Not knowing rules cost county disaster windfall

Staff writer

Inexperience among department heads who didn’t know what could be counted as storm damage cost Marion County hundreds of thousands of dollars in disaster relief.

Three bordering counties were selected for Federal Emergency Management Administration money to mitigate the cost of storm damage from heavy snows Jan. 8 to 16.

Marion County did not receive any FEMA money because every countable loss was not explored.

Emergency manager Marcy Hostetler said last week that she didn’t know water saturation was damage countable toward emergency assistance.

Morris County road and bridge supervisor Jeff Falter said that soon after January snowstorms blocked roads and repeatedly covered them over with blowing and drifting snow, he reached out to the Kansas Department of Emergency Management.

Several categories of damage can qualify a county for federal disaster relief money.

Morris County didn’t qualify for snow removal overtime costs nor for freezing and thawing, but it did qualify when ground saturation was calculated.

Shelly Lautt, Morris County road and bridge co-supervisor, said each county had to meet its own disaster threshold.

“We have to have $5,386 damage,” Lautt said.

Marion County’s threshold was $54,385.80.

It claimed road damage caused by saturation under the road bed, Lautt said.

The county saw a temperature difference of close to 70 degrees in a day, she said.

“Gravel roads had the most damage in Morris County,” she added.

The Kansas Department of Emergency Management sent out a request for damage estimates, and after she estimated damages, the department asked for an impact statement, which Lautt sent.

“I kept telling them we had to have some help,” Lautt said.

The department and a couple of Federal Emergency Management Agency representatives people went to Morris County to review the damages.

“When FEMA did come down, we already had pictures because we were in the process,” Falter said. “We broke it into categories based on the size of the areas that were saturated.”

The cost of clearing snow didn’t count as storm damage, she said. KDEM considers snow clearing to be ordinary maintenance, not disaster fodder.

“The saturation was still caused by the snow,” Falter said.

Morris County was approved for a large amount of FEMA money.

“We should be getting back roughly around $830,000,” Lautt said.

Thom Kirk, road and bridge director for Chase County, said he didn’t yet know how much money his county would get from FEMA.

Chase County’s early estimate of damage was $250,000 to $300,000.

Kirk anticipates getting $150,000 to $200,000 from FEMA.

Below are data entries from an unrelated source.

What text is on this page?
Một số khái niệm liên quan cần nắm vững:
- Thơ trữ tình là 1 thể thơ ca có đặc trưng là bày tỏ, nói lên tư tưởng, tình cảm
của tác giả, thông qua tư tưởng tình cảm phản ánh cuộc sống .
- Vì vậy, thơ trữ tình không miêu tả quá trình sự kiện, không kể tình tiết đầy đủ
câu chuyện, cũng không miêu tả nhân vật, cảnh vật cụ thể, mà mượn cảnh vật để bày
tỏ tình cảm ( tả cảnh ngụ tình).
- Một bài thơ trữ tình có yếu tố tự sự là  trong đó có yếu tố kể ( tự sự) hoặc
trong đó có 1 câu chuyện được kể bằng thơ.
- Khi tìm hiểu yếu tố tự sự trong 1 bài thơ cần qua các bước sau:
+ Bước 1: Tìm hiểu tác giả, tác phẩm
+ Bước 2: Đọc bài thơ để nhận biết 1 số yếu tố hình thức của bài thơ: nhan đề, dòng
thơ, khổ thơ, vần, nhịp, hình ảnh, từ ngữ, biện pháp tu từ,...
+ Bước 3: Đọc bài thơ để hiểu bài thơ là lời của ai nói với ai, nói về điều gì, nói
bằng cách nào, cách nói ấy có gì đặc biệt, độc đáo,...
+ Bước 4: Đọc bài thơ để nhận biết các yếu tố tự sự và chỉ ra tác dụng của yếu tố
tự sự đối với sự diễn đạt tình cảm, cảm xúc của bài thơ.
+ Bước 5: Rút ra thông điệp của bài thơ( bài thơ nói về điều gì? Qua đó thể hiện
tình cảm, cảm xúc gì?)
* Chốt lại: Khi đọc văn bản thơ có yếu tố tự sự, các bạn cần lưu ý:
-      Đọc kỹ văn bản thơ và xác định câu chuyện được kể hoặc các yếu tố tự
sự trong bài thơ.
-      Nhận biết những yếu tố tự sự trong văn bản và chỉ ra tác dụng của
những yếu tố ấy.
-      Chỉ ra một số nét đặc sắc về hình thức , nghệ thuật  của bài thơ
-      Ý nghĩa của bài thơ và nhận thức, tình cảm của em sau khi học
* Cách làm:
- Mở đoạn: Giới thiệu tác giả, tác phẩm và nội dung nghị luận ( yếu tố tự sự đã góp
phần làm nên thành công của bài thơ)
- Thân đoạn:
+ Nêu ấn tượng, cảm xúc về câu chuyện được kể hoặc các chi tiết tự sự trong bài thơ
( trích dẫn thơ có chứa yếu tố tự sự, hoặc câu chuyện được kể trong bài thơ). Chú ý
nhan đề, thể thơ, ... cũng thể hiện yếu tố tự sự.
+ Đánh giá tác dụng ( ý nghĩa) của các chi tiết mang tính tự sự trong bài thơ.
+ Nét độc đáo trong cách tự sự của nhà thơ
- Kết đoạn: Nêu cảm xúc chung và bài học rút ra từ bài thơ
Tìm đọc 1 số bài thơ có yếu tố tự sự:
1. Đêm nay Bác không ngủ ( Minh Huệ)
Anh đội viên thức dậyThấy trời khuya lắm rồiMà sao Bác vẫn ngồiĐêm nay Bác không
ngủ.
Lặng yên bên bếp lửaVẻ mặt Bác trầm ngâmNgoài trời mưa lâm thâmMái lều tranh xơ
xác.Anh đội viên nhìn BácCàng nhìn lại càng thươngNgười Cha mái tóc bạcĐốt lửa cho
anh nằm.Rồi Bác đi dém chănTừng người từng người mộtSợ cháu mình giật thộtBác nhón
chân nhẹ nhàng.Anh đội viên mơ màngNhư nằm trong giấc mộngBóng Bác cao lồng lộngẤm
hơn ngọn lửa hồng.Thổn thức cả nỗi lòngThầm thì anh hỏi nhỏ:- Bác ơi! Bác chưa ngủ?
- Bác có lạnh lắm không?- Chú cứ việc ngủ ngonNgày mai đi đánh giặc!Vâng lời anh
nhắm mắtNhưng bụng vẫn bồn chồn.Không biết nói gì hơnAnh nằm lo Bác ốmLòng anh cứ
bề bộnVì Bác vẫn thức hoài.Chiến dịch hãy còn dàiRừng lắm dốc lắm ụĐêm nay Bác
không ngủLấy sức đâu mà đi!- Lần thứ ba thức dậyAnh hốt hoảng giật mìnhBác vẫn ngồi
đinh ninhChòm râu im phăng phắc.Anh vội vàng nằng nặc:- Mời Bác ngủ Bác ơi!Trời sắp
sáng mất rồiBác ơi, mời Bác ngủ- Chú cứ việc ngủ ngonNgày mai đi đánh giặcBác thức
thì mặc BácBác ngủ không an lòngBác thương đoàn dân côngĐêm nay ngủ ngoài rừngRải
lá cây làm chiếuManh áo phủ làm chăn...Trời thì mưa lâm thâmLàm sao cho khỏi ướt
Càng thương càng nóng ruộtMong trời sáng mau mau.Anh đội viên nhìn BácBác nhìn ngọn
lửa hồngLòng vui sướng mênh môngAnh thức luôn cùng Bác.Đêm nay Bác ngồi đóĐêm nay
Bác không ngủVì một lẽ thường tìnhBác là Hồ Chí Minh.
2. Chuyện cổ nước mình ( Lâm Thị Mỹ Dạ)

After the county provided information on storm damage, two KDEM employees and two FEMA employees came to tour county roads, Kirk said.

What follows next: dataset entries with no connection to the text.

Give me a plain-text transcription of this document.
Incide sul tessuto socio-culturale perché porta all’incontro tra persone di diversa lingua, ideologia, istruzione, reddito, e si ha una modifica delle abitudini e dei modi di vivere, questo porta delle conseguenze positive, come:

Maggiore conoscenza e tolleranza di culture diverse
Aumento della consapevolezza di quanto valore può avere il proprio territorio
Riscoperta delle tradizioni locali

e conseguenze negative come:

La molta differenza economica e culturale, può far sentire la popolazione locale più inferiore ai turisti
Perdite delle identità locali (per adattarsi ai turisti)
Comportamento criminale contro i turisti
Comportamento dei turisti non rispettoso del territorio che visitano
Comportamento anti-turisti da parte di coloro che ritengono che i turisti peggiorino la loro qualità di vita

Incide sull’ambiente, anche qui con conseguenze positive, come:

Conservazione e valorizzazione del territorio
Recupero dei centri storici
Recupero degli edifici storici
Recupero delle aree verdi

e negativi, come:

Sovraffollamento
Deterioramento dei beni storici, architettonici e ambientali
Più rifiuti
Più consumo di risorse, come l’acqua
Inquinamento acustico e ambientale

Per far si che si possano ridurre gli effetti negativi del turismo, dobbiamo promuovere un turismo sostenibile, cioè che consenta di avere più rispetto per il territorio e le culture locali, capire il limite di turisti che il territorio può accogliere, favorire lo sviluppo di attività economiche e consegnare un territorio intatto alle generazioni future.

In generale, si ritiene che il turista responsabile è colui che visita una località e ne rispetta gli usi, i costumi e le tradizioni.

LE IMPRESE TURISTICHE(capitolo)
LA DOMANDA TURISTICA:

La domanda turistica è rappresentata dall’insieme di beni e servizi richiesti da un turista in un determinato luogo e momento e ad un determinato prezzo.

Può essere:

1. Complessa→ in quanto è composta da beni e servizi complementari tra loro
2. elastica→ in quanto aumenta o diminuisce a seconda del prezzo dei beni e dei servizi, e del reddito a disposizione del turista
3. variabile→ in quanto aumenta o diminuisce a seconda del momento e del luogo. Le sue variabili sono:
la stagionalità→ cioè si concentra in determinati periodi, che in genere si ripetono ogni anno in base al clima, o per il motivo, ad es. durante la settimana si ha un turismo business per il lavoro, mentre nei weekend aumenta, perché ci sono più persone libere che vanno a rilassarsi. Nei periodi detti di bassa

Kirk said damage to roads and bridges, water facilities, parks and recreation facilities, and public buildings counted toward disaster assistance.

Cities also could qualify for FEMA assistance for the same things.

Some of Chase County’s damage was dealing with snow drifts, Kirk said.

The road and bridge department there has about 20 employees, and the only outside help the county had was haulers for road rock.

Marion County road and bridge supervisor Steve Hudson said he didn’t find any structural damage other than damage to roads that were in poor condition before the storm.

Roads that didn’t have enough rock to begin with were damaged, he said.

That damage didn’t add up to enough to turn in a report seeking emergency help, he said.

KDEM contacted Marion County, and Hostetler emailed the request for information to county and city department heads.

Usually the road and bridge department is quick to respond to such inquiries, she said.

The department turned in information on overtime hours, but there was not enough to qualify the county for FEMA money, she said.

Commissioner Randy Dallke expressed concern at Monday’s county commission meeting about Marion County’s failure to apply.

“It’s good to go back to different counties and see how other things are put out,” Dallke said. “The only thing I could come up with is Marcy forgot some things to do. Hopefully we’ll do better in how to get these filled out.”